Modi, who is on his maiden visit to the United States as Prime Minister, held meetings with a galaxy of American corporate executives, including those from Boeing, PepsiCo, Google, KKR and General Electric.
Bullish on the potential of the Indian market, the corporates have expressed keenness to strengthen their engagements with India especially at a time when the new government is rolling out various initiatives such as 'Make in India' campaign.
"It is my conviction that tax stability is essential for confidence building," Modi told American CEOs.
His assertion comes at a time when some multinationals are caught in legal wrangles over tax matters in the country. Wooing the corporates, Modi said he wants to convert the Supreme Court judgment on coal allocation into an "opportunity to move forward and clean up the past". The observation comes amid concerns that the ruling could negatively impact investor sentiments and overall business climate.
During his meetings with captains of corporate America, the Prime Minister also pitched for big-ticket investments to develop India's infrastructure and create more jobs and enhance the quality of life.
Reflecting the bullishness about India, US conglomerate General Electric's CEO Jeff Immelt described the country as a great place to invest in and said it is looking to make more investments there.
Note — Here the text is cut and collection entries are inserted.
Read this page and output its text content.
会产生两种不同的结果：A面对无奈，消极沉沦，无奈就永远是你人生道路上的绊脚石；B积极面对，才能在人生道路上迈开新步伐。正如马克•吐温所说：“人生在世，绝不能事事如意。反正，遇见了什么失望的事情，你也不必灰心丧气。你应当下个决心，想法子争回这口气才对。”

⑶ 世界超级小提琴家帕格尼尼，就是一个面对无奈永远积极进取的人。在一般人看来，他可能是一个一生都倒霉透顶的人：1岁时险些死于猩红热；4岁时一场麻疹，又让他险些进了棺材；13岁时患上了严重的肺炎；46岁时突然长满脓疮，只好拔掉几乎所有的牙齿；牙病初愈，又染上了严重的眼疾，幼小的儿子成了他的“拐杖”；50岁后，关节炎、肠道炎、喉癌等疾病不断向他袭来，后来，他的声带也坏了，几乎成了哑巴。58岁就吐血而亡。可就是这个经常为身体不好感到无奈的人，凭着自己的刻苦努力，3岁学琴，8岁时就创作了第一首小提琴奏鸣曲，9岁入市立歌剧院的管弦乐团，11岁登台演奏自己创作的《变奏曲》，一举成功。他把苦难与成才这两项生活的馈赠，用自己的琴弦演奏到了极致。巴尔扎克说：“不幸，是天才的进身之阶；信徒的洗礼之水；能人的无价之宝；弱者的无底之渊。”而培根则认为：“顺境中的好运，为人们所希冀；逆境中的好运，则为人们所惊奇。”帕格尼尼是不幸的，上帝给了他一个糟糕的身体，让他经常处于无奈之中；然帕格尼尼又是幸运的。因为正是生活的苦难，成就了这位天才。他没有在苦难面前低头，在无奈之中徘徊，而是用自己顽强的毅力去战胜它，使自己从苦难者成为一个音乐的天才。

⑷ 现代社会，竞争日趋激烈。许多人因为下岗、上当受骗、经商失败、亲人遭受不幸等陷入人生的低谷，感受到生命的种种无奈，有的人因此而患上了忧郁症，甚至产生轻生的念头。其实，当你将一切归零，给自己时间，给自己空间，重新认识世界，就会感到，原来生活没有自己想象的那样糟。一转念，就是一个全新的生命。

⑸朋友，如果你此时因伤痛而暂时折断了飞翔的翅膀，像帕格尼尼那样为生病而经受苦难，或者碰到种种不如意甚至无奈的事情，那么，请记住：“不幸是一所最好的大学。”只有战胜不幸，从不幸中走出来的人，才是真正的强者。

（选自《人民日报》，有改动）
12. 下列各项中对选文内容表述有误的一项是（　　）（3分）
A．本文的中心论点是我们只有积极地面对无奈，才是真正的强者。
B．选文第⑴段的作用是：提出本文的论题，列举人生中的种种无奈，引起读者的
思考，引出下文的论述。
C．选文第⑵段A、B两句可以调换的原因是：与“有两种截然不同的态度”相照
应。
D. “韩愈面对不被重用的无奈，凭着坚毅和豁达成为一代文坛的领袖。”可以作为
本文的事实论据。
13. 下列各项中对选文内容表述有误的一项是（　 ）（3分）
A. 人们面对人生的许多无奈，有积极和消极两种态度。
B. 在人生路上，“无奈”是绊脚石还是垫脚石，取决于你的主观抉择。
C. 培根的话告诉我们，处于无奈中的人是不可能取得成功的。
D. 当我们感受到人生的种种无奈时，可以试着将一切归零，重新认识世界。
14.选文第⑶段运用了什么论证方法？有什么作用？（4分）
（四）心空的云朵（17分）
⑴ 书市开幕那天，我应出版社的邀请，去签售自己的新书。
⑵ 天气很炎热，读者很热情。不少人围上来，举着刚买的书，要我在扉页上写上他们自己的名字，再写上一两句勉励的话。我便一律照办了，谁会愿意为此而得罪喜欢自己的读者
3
After meeting Modi, he said, "GE is a long term investor in India. We look forward to more in the future".
Describing Modi as a "charismatic leader", Goldman Sachs chief Lloyd Blankfein said the financial services major was eager to participate in India's growth story.
American corporates, including technology major IBM, have expressed interest to participate in diverse initiatives of the Indian government including those pertaining to smart cities.